Sei man ein Freiberufler oder Gewerbetreibender,  das Finanzamt geht immer davon aus, dass geschäftlich genutzte Fahrzeuge auch privat genutzt werden, sofern die Fahrzeuge steuerlich Abgesetzt werden. Hier setzt man seitens des Finanzamt die sogenannte 1%-Regelung an, wobei 1 % des Anschaffungswertes (i.d.R. Neupreis, monatlich) zuzüglich der anfallenden Betriebskosten sowie Steuer  und Versicherung als Privatausgaben angerechnet werde und dem Einkommen zugerechnet werden. Man geht hier  pauschal meist von 30%  (der Ausgaben für ein Fahrzeug) aus.
Alternativ kann man aber auch ein Fahrtenbuch führen (mit Absprache des Finanzamt). Hiermit könnte man den genauen Anteil der Privatnutzung dokumentieren. Diese Regelung würde immer für ein Kalenderjahr gelten. Eine Ausnahme wäre, dass ein Fahrzeug vorher veräussert wird.
Hier müsste man jedoch am besten beide Steuervarianten gegenüber stellen, um zu sehen, ob es sich lohnt, den höheren Aufwand zum Führen eines Fahrtenbuch zu betreiben.

6. Unterschiedliche Fahrtenbücher

Man unterscheidet zwischen handschriftlichen Fahrtenbüchern in Papierform und elektronischen Fahrtenbüchern.

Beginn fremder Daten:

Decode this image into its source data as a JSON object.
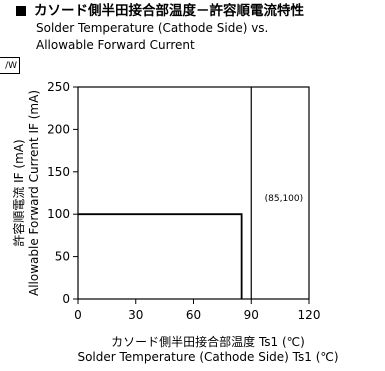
{
  "side_tab": "/W",
  "header": {
    "title_jp": "カソード側半田接合部温度－許容順電流特性",
    "title_en_line1": "Solder Temperature (Cathode Side) vs.",
    "title_en_line2": "Allowable Forward Current"
  },
  "chart_data": {
    "type": "line",
    "title": "カソード側半田接合部温度－許容順電流特性",
    "subtitle": "Solder Temperature (Cathode Side) vs. Allowable Forward Current",
    "xlabel_jp": "カソード側半田接合部温度 Ts1 (℃)",
    "xlabel_en": "Solder Temperature (Cathode Side) Ts1 (℃)",
    "ylabel_jp": "許容順電流 IF (mA)",
    "ylabel_en": "Allowable Forward Current IF (mA)",
    "xlim": [
      0,
      120
    ],
    "ylim": [
      0,
      250
    ],
    "xticks": [
      0,
      30,
      60,
      90,
      120
    ],
    "yticks": [
      0,
      50,
      100,
      150,
      200,
      250
    ],
    "grid": false,
    "series": [
      {
        "x": [
          0,
          85,
          85
        ],
        "y": [
          100,
          100,
          0
        ],
        "color": "#000000"
      }
    ],
    "reference_lines": [
      {
        "x": 90,
        "color": "#000000"
      }
    ],
    "annotations": [
      {
        "text": "(85,100)",
        "x": 85,
        "y": 100
      }
    ]
  }
}
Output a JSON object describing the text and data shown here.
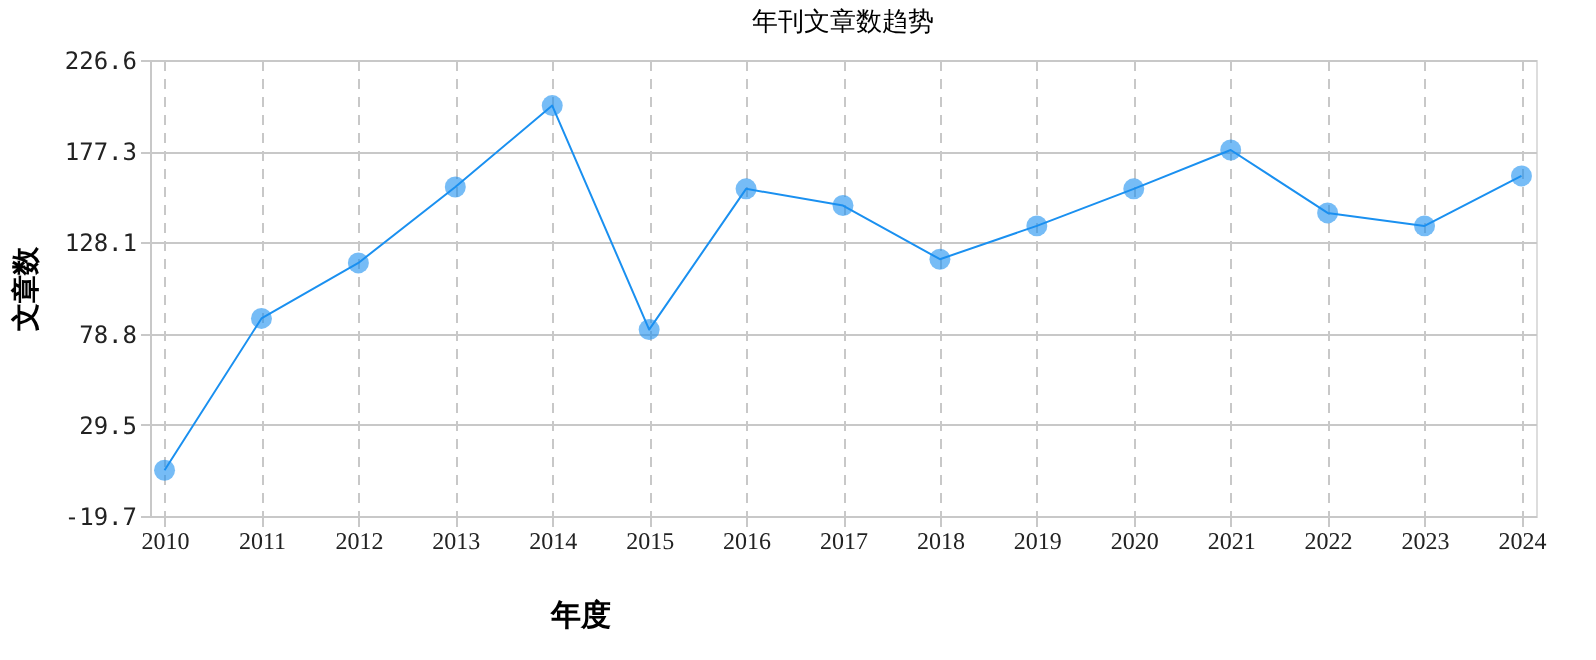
{
  "chart_data": {
    "type": "line",
    "title": "年刊文章数趋势",
    "xlabel": "年度",
    "ylabel": "文章数",
    "categories": [
      "2010",
      "2011",
      "2012",
      "2013",
      "2014",
      "2015",
      "2016",
      "2017",
      "2018",
      "2019",
      "2020",
      "2021",
      "2022",
      "2023",
      "2024"
    ],
    "series": [
      {
        "color": "#1a90f0",
        "values": [
          5,
          87,
          117,
          158,
          202,
          81,
          157,
          148,
          119,
          137,
          157,
          178,
          144,
          137,
          164
        ]
      }
    ],
    "ylim": [
      -19.7,
      226.6
    ],
    "yticks": [
      -19.7,
      29.5,
      78.8,
      128.1,
      177.3,
      226.6
    ],
    "grid": true,
    "marker": "circle",
    "line_style": "solid"
  }
}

Während Fahrtenbücher in Papierform immer Handschriftlich ausgefüllt werden müssen, übernehmen die elektronischen Fahrtenbücher schon viele Aufgaben wie Tachostand einlesen, Uhrzeit dokumentieren, ebenso wird Start, Ziel und Datum erfasst. Oft muss dann nur noch die Art der Fahrt eingegeben werden. Viele elektronische Fahrtenbücher verfügen über eine Schnittstelle (WLan), sodass Sie ergänzende Eintragungen am (in Reichweite) häuslichen PC vornehmen können.